Terry AJ, Sturrock M, Dale JK, Maroto M, Chaplain MA - PLoS ONE (2011)

Bottom Line: Consistent with experimental data and a previous spatially non-explicit mathematical model, we have found that signalling can increase the average level of Her1 protein.Biological pattern formation would be impossible without a certain robustness to variety in cell shape and size; our results possess such robustness.Our spatially-explicit modelling approach, together with new imaging technologies that can measure intracellular protein diffusion rates, is likely to yield significant new insight into somitogenesis and other biological processes.

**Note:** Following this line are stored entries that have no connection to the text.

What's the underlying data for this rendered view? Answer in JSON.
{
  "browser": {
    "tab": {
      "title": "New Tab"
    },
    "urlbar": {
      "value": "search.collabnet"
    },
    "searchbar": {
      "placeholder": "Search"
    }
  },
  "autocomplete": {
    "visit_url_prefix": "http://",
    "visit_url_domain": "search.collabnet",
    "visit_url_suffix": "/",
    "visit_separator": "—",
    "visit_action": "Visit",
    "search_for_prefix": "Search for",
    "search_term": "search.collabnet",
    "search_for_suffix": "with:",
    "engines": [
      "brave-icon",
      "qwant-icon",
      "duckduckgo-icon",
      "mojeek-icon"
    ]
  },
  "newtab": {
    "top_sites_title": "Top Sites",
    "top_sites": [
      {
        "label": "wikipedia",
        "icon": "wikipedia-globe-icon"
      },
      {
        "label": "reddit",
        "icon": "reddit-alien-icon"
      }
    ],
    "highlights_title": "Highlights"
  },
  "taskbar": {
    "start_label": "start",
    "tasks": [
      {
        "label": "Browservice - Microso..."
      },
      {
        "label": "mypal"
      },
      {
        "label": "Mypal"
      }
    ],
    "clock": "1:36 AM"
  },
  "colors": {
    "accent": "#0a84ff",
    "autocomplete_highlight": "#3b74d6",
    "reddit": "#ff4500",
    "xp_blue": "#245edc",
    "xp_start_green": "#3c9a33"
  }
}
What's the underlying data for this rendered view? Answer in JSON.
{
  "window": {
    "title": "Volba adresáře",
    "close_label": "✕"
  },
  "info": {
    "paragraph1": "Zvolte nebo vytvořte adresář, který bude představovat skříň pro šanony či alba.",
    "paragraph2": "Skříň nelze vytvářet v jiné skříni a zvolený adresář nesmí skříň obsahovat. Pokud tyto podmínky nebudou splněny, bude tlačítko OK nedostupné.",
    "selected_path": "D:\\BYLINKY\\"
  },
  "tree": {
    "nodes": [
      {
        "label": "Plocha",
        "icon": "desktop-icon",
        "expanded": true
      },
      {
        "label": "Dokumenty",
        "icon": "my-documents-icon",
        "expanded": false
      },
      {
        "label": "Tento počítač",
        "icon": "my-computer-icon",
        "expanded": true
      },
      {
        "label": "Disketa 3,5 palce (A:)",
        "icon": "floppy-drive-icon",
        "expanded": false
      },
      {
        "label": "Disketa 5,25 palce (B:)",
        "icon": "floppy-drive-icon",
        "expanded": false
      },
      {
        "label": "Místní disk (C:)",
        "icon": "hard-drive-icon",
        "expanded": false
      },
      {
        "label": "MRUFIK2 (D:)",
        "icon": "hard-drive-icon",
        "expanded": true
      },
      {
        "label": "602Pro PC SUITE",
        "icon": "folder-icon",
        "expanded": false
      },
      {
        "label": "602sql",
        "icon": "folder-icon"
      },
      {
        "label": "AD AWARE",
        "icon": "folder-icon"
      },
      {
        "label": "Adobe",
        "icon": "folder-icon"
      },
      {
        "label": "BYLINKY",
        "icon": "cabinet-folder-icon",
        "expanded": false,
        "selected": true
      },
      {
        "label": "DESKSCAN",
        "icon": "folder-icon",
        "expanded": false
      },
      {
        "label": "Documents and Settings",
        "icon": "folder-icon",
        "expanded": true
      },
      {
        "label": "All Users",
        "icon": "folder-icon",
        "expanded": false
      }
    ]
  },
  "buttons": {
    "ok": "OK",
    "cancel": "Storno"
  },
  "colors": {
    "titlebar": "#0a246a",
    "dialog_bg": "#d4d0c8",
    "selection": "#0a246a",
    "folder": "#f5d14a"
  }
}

View Article: PubMed Central - PubMed

Affiliation: Division of Mathematics, University of Dundee, Dundee, United Kingdom. aterry@maths.dundee.ac.uk

ABSTRACT
In the vertebrate embryo, tissue blocks called somites are laid down in head-to-tail succession, a process known as somitogenesis. Research into somitogenesis has been both experimental and mathematical. For zebrafish, there is experimental evidence for oscillatory gene expression in cells in the presomitic mesoderm (PSM) as well as evidence that Notch signalling synchronises the oscillations in neighbouring PSM cells. A biological mechanism has previously been proposed to explain these phenomena. Here we have converted this mechanism into a mathematical model of partial differential equations in which the nuclear and cytoplasmic diffusion of protein and mRNA molecules is explicitly considered. By performing simulations, we have found ranges of values for the model parameters (such as diffusion and degradation rates) that yield oscillatory dynamics within PSM cells and that enable Notch signalling to synchronise the oscillations in two touching cells. Our model contains a Hill coefficient that measures the co-operativity between two proteins (Her1, Her7) and three genes (her1, her7, deltaC) which they inhibit. This coefficient appears to be bounded below by the requirement for oscillations in individual cells and bounded above by the requirement for synchronisation. Consistent with experimental data and a previous spatially non-explicit mathematical model, we have found that signalling can increase the average level of Her1 protein. Biological pattern formation would be impossible without a certain robustness to variety in cell shape and size; our results possess such robustness. Our spatially-explicit modelling approach, together with new imaging technologies that can measure intracellular protein diffusion rates, is likely to yield significant new insight into somitogenesis and other biological processes.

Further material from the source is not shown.